Ticket to ride: Train to Busan trilogy simulwatch


Thousand Master

Unlike Train to Busan I hadn't seen this before this thread existed.

For me this film is another disappointment after the brilliance of Train to Busan, it's association to the former being nothing more than a passing remark about Busan apparently not being as safe as people thought it was and it also having the same kind of zombies.

This felt a bit like Mad Max meets the Walking Dead, and I struggled to really get into it because we left behind the realism of the first film (at least in so far as a zombie film can remain realistic), for what was clearly a film that relied on it's action more than it's intelligence. Apparently they also found the Korean Stig 🤣

The whole entire reason they went to the zombie infested place was dumb and sketchy to begin with, $20M isn't such a great sum of money to make it worth even considering for most people. The people hiring for the job were clearly untrustworthy. There was a whole load of small issues along the way like "how are these people feeding themselves?" and "how are they getting electric?".

I think if you can switch your brain off and enjoy this type of film it may be a decent watch for some.

I'd probably give it 5 or 6/10, so to split down the middle, 5.5/10.


Hi, guys. I haven't fallen off the train here or anything: I've been watching the films but haven't found the time to post until now. So...

Seoul Station, I'm genuinely a fan of. It greatly surpassed any expectations I might've had of it when I first watched it and, my god, I certainly didn't see that late twist coming, or the shocking violence it led to. I could never forget that now, so objective very much achieved on leaving an impression on the viewer.

It's continually surprising (in a very good way) how different people respond to the same thing very differently. For example, @Lordhippos, you mentioned how one of the things that turned you off was how you didn't like any of the main characters. That's really interesting because, now you mention it, I'm not sure if I really do either, and that would ordinarily be a deal-breaker for me, but apparently not with Seoul Station. I think that, for me, I saw early on that the film was going to be another case study in how extreme situations bring out the best and worst in individual people, and so right off the bat I was able to settle down for that without the particular need for anyone to "root for", if you will, and also safe in the knowledge from watching Train to Busan that events would likely turn everything on its head, and that it would probably do that several times over to challenge my perceptions.

Any animation quirks just flew over my head because I was so engrossed in the film, perhaps much like the occasionally janky The Case of Hana and Alice, which is one of my favourite films of all time.

I also enjoyed Peninsula. It was sold to me as a disappointing sequel, but I admired it for being another extension of this trilogy's study of ethics and the very tangled web that those weave. Perhaps that advance caution helped adjust my expectations, but I try my best anyway to always go in with as few expectations as I can and then invite being pleasantly surprised.

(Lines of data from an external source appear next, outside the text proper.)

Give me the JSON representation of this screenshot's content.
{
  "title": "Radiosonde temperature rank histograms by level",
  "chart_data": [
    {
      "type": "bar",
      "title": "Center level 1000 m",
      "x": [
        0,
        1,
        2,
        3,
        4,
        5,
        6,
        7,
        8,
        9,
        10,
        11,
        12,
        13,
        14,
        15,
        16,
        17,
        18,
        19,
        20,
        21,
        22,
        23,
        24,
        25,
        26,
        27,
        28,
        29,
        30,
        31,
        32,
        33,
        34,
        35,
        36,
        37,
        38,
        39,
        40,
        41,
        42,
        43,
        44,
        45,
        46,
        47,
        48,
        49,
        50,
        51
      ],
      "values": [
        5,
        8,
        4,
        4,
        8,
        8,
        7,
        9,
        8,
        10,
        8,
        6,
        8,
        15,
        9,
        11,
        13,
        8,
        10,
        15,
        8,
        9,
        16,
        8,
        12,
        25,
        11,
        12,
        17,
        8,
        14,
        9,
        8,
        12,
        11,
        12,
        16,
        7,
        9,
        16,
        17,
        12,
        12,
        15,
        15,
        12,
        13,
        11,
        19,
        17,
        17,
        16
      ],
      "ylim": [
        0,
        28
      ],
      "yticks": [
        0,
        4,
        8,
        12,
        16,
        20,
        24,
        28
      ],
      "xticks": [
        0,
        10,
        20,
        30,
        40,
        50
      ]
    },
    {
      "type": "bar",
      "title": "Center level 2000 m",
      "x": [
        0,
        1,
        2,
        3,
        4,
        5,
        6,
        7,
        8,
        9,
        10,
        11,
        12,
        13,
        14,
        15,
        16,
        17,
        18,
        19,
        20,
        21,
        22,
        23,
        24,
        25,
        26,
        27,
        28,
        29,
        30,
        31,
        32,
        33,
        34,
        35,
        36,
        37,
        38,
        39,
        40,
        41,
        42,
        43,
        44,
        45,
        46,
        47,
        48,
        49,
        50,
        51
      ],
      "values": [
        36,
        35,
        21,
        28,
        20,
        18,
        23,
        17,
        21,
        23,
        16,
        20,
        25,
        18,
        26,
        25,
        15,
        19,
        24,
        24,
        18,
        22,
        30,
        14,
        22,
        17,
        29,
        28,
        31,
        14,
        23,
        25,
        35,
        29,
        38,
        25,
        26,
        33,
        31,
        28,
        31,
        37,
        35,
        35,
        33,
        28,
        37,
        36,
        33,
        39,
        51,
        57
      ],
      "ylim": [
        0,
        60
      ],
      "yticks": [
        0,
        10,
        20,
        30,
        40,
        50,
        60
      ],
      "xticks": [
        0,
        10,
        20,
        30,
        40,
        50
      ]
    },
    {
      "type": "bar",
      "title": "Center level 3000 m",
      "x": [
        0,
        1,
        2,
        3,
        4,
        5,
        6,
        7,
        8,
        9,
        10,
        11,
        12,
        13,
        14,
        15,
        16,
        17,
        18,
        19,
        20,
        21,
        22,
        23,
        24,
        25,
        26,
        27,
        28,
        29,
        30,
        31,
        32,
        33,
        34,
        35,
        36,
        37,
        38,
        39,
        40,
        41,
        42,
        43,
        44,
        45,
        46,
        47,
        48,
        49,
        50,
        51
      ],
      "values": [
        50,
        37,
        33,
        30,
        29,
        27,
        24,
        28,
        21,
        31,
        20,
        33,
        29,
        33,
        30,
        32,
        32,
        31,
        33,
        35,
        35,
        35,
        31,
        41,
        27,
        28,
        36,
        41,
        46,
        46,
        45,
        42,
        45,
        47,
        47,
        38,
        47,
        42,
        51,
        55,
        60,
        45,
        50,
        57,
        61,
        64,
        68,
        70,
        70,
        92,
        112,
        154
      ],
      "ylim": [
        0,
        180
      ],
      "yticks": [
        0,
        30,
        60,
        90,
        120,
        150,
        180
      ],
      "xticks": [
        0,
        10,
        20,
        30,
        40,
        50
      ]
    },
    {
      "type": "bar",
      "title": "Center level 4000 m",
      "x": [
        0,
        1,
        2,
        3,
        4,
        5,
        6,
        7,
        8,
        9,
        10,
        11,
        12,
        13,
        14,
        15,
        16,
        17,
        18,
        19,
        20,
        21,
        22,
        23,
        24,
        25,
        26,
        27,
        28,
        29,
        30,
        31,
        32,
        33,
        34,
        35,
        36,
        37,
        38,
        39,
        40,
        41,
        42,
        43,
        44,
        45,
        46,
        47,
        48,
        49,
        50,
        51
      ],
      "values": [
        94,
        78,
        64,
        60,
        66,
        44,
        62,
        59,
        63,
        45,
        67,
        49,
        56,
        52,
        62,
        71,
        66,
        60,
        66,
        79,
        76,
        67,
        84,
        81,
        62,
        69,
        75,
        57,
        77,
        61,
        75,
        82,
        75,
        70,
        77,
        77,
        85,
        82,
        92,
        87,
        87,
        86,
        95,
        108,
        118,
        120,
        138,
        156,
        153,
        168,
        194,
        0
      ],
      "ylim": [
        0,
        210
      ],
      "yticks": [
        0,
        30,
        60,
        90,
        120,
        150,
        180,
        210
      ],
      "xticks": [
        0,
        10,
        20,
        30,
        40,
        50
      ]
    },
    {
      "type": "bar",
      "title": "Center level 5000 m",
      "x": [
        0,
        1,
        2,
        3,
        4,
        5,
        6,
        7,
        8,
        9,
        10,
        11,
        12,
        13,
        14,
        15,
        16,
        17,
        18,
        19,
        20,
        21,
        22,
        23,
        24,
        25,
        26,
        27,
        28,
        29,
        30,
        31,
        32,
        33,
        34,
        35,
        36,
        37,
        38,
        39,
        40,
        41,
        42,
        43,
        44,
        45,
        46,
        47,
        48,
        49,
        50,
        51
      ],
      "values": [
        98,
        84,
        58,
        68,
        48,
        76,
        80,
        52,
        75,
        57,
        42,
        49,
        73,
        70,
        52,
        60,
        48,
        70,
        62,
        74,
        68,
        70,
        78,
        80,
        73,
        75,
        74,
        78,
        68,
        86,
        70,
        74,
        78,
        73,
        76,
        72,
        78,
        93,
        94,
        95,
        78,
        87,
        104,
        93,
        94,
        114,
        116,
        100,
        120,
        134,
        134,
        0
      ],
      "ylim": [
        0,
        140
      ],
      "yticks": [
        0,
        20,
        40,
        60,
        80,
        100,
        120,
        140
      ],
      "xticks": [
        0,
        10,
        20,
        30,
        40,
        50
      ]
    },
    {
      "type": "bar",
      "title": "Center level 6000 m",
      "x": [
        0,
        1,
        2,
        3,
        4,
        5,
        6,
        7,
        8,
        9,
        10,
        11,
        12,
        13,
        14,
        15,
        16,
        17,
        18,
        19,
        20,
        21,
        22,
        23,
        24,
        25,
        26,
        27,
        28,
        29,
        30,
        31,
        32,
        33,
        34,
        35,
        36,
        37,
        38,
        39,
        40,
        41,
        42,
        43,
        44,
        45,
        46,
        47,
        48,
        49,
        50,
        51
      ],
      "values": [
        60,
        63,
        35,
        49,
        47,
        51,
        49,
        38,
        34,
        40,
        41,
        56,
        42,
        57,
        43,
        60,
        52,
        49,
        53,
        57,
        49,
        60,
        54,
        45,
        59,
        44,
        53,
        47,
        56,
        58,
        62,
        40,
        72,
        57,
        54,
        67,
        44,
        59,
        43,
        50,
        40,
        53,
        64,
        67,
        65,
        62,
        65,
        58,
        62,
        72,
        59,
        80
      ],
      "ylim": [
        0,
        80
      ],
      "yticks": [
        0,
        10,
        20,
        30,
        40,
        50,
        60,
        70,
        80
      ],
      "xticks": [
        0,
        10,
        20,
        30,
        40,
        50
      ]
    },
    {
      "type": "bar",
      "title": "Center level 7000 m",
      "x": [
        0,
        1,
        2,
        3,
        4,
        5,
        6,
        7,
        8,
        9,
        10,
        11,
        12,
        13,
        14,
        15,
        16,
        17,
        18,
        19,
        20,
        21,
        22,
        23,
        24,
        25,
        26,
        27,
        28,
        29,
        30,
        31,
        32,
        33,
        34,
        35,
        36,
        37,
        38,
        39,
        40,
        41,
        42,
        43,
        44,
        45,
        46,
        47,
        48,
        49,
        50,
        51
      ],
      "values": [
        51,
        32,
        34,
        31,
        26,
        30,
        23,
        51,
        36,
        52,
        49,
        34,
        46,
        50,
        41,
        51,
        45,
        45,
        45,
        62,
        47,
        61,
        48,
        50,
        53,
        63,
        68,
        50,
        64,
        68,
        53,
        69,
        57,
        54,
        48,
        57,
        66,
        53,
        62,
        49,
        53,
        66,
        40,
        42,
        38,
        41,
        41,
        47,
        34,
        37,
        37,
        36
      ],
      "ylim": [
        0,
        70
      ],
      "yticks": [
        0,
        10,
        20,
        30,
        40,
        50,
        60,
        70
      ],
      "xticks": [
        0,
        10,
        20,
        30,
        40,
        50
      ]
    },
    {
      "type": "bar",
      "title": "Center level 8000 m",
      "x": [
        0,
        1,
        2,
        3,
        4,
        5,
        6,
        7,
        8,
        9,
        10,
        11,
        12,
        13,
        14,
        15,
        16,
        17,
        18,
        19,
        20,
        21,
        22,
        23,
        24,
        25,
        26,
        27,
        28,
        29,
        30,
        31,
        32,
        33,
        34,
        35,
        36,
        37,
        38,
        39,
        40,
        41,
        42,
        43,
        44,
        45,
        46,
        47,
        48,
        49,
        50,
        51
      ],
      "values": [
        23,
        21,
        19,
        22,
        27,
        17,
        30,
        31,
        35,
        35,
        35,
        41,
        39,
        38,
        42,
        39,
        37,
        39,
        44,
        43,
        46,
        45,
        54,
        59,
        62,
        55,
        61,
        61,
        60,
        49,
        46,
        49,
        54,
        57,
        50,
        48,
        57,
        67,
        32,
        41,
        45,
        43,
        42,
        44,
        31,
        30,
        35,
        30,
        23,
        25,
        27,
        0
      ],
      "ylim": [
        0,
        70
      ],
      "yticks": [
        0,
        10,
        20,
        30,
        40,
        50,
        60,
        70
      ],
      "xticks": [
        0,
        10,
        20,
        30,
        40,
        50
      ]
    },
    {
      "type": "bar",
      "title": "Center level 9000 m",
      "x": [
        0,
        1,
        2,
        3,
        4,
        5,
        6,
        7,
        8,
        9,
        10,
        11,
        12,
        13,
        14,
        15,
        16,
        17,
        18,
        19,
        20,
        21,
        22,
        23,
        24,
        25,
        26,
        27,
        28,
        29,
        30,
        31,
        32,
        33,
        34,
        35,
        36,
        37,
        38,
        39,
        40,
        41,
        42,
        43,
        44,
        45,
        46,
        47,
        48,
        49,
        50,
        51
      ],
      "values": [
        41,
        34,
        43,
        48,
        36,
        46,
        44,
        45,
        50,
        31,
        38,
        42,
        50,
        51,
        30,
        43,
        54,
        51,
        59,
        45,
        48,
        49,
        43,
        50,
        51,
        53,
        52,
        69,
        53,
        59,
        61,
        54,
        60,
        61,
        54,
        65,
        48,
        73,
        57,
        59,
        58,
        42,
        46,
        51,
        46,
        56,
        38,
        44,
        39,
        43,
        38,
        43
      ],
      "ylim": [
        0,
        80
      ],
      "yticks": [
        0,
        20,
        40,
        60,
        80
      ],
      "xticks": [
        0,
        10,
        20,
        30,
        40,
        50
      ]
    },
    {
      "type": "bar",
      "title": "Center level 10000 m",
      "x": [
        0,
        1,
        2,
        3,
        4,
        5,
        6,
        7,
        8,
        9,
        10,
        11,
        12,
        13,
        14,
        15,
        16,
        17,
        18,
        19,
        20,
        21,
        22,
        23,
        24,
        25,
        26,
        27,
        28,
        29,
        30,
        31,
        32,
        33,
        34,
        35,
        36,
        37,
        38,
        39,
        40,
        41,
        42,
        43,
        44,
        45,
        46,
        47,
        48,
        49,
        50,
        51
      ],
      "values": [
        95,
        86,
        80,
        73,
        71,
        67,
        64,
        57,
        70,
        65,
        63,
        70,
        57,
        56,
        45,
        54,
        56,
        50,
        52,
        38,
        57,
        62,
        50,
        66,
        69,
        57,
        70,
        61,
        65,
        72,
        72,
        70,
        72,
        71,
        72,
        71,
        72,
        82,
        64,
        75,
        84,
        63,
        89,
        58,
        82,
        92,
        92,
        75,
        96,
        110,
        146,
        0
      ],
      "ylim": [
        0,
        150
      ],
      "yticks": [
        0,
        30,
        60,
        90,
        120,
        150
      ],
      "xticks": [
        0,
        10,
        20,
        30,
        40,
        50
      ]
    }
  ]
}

It's again interesting you should mention Mad Max, @Lordhippos, because the same thought occurred to me with only the most passing knowledge of that film. It must've been an influence here.

I totally agree that the film is made very much in the mould of a big dumb Hollywood action-fest. In fact, I was initially worried that our protagonist might never have to reload a gun during the entire runtime! 😅
(Corpse Princess anime, I'm looking at you. 😒)

That fear proved to be unfounded, thankfully, but we still had the ridiculous spectacle of him being thrown through a windscreen and clean out of a speeding vehicle unharmed. Seriously?! 🤣

There were moments where I thought that the established logic of how the zombies function might be sacrificed for the sake of spectacle, but I thought that that held together well also. The double-crossing that followed the eventual delivery of the money was another spectacular moment of brutal violence that I honestly never saw coming. Perhaps I'm just very naive, but that really helped make that scene what it was for me: a chilling example of how something that initially appeared like a disastrous turn of fate for our group actually turned out to be life-saving.

I'll be watching the on-disc extras for all the films that @WMD mentioned and see if there's anything else to maybe add here about those but, otherwise... thanks for coming along on the ride, you guys. It always makes for more interesting viewing as part of an audience. 👍


Thousand Master
The double-crossing that followed the eventual delivery of the money was another spectacular moment of brutal violence that I honestly never saw coming.

That to me was the most obvious conclusion of them all even before they set out, why share the money with these people when you can kill them all and take all of it? Also zero payment up front no matter what, I think that entire plotline with those guys was designed just to add the double crossing bit in.

It may have been more believable if they'd done it in the same style as something like Inception, get your crew together to retrieve the cache (cash!) and then you don't need to pay people upfront to go risk their necks, then one of them double crosses the rest when they get to the destination. Such things are generally kind of obvious though.